For more information on traditional South Indian recipes, visit the TTD Official Website.
Recipe Card
| Prep Time | 5 minutes |
|---|---|
| Cook Time | 20 minutes |
| Servings | 4 |
| Difficulty | Easy |
Ingredients
- ½ cup raw rice (preferably short-grain like Sona Masuri)
- ¼ cup yellow moong dal (split)
- 3 cups water
- 1 cup whole milk
- 1 teaspoon salt (adjust to taste)
- 2 tablespoons ghee
- 1 teaspoon cumin seeds
- 1 teaspoon black peppercorns
- 1-inch piece of ginger, finely chopped
- 10-12 curry leaves
- 2 tablespoons cashew nuts
- Pinch of asafoetida (hing)
Instructions
- Roast the Dal: In a pan, dry roast the moong dal on medium heat until it turns light golden and aromatic. This should take about 3-4 minutes.
- Rinse Rice and Dal: Wash the roasted dal and rice together under running water until the water runs clear.
- Cook Rice and Dal: In a pressure cooker, add the rinsed rice and dal, 3 cups of water, and salt. Pressure cook for 3 whistles or until both are soft and mushy.
- Add Milk: Once the pressure releases naturally, open the lid and add 1 cup of milk. Mix well and simmer for 2-3 minutes to achieve a creamy consistency.

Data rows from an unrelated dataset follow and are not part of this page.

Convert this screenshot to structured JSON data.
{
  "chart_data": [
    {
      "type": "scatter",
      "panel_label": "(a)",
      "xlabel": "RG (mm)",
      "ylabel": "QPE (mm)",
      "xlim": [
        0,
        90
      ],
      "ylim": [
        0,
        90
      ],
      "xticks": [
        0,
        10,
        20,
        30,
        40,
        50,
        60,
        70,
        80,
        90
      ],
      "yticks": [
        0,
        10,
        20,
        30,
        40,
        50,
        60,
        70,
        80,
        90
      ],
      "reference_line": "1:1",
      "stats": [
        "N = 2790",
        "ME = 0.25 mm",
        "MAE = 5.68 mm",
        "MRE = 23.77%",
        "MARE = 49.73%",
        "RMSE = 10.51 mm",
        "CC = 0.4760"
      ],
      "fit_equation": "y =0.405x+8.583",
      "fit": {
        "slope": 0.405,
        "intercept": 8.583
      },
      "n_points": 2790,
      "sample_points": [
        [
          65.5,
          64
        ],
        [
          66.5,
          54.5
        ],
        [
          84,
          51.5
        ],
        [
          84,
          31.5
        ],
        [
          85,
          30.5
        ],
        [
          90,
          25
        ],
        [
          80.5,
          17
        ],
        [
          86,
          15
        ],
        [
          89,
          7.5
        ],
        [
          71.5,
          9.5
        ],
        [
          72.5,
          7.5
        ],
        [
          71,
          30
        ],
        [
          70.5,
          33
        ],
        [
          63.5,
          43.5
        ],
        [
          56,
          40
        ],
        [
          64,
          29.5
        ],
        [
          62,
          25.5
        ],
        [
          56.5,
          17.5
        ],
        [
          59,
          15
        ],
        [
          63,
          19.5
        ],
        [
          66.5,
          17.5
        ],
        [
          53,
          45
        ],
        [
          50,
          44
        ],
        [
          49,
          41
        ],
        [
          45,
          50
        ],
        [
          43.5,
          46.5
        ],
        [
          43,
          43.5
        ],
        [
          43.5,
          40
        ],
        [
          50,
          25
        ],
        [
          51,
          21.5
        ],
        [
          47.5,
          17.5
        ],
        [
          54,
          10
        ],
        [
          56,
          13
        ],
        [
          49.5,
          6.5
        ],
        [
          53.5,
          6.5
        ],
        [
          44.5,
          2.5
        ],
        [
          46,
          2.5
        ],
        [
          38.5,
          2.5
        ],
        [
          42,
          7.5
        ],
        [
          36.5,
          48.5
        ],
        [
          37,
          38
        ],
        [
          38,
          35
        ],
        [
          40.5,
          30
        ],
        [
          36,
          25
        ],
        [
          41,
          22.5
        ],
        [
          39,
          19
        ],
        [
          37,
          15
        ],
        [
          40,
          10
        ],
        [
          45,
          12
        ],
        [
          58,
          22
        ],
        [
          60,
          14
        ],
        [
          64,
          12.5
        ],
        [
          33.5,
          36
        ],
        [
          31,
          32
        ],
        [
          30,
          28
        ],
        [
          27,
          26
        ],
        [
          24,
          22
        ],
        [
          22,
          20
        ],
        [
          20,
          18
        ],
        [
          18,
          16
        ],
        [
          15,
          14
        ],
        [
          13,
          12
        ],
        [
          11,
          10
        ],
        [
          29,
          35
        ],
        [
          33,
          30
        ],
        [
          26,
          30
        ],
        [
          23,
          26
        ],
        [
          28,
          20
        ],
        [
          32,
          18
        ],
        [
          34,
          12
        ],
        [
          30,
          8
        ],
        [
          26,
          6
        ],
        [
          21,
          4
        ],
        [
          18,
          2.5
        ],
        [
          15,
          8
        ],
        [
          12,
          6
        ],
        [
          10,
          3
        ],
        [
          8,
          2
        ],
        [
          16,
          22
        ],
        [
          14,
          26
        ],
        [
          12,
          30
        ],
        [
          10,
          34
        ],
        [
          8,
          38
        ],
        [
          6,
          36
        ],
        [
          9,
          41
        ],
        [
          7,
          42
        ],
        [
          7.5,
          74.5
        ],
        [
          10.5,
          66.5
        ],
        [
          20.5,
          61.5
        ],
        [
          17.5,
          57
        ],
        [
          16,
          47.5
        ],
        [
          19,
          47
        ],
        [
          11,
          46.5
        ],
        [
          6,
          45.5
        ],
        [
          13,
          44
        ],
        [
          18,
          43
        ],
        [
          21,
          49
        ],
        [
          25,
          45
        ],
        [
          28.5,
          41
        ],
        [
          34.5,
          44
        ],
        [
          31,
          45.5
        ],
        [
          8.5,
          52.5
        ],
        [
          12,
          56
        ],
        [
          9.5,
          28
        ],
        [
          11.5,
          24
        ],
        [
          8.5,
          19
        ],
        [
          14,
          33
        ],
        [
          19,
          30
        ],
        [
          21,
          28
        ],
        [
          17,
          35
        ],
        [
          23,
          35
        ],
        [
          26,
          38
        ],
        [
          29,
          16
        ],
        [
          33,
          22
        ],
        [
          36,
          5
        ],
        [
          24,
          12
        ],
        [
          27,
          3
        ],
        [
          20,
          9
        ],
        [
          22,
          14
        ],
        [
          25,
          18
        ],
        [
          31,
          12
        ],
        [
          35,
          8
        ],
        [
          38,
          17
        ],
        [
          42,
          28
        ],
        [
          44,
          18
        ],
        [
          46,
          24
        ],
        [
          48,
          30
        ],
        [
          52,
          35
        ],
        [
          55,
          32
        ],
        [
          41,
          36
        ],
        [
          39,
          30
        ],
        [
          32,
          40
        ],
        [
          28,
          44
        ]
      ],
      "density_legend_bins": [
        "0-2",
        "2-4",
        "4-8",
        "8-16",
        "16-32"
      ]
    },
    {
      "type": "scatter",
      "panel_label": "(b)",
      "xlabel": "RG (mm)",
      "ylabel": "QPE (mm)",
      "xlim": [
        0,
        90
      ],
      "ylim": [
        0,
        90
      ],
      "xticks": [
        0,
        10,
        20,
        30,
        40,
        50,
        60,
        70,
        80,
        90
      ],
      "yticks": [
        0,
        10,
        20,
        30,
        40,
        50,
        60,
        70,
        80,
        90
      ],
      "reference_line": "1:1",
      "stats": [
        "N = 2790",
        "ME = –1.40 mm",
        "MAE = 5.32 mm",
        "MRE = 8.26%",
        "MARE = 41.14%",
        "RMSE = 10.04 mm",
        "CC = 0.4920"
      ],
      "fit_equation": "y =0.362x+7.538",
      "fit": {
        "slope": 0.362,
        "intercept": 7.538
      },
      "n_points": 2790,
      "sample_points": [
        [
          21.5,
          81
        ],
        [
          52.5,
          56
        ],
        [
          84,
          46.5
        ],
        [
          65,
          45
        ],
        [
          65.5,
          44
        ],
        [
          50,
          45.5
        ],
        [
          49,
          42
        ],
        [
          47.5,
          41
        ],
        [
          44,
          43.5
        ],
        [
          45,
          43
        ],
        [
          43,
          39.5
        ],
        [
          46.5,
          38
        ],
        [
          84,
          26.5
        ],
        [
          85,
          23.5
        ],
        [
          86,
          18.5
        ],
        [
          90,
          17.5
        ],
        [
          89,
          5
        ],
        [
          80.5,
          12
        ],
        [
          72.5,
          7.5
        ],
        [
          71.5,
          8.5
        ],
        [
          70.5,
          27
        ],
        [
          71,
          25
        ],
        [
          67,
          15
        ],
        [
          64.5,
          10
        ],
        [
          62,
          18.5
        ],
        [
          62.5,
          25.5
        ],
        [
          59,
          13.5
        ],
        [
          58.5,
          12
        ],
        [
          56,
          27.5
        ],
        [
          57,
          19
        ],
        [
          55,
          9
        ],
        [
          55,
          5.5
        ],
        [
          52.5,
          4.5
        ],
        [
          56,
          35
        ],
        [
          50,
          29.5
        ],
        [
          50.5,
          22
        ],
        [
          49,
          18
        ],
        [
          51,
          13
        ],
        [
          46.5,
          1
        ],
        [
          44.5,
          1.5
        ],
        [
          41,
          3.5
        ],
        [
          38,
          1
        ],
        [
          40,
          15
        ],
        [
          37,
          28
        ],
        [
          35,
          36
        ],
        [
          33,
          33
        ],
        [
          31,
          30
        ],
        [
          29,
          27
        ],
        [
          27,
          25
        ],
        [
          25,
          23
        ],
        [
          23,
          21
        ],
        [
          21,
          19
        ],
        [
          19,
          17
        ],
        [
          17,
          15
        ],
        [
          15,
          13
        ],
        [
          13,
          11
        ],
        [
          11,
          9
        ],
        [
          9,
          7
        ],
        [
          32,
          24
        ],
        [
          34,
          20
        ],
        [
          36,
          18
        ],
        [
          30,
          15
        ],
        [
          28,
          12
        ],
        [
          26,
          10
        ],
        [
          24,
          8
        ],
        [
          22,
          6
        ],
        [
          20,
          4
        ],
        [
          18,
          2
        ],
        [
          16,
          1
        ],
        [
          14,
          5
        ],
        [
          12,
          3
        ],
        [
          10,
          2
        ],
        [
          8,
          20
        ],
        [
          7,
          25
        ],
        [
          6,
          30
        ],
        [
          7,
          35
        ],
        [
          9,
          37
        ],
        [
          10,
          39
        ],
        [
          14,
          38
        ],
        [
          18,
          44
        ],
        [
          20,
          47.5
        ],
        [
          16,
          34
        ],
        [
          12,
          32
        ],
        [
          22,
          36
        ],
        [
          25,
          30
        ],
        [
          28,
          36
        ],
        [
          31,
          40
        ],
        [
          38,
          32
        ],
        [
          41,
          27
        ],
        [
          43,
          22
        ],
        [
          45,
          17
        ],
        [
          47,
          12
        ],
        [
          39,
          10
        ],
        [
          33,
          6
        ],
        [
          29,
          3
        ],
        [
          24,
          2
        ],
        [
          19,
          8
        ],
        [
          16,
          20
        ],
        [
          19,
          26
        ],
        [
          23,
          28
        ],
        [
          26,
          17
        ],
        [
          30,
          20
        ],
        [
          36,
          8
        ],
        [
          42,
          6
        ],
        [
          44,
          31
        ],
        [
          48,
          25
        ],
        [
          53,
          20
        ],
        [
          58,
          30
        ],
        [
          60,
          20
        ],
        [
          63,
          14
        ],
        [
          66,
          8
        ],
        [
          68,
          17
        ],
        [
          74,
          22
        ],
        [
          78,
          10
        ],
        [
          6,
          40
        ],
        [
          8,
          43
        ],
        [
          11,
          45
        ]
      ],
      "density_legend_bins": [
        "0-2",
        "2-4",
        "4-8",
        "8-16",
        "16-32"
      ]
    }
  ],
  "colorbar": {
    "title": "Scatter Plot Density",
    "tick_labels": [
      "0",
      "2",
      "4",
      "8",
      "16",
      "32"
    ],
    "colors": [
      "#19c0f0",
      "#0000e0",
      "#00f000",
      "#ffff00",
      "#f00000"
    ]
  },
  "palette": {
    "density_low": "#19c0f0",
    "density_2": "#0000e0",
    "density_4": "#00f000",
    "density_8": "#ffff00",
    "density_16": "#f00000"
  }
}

- Prepare Tempering: In a small pan, heat ghee. Add cumin seeds and let them splutter. Add black peppercorns, chopped ginger, curry leaves, cashew nuts, and a pinch of asafoetida. Sauté until the cashews turn golden brown.
- Combine: Pour the tempering over the cooked rice and dal mixture. Mix thoroughly to combine all flavors.
- Serve: Serve hot with coconut chutney or sambar.
Pro Tips
- Roasting Dal: Roasting the moong dal enhances its flavor and prevents it from becoming mushy during cooking.
- Consistency: Adjust the amount of milk to achieve your desired consistency. For a thicker pongal, reduce the milk slightly.
- Ghee: Using fresh homemade ghee adds a rich aroma and taste to the dish.
Chef’s Notes
- Substitutions: You can use brown rice for a healthier version, but adjust the cooking time accordingly.
- Storage: Ven Pongal is best consumed fresh. If storing, refrigerate and reheat with a splash of milk to regain its creamy texture.
Nutrition Information (Per Serving)
| Calories | 285 kcal |
|---|---|
| Carbohydrates | 38 g |
| Protein | 8 g |
| Fat | 11 g |
| Fiber | 3 g |
| Sodium | 409 mg |
For detailed nutritional information, refer to Tarla Dalal’s Nutrition Facts. Understanding Ven Pongal Recipe Milk is essential.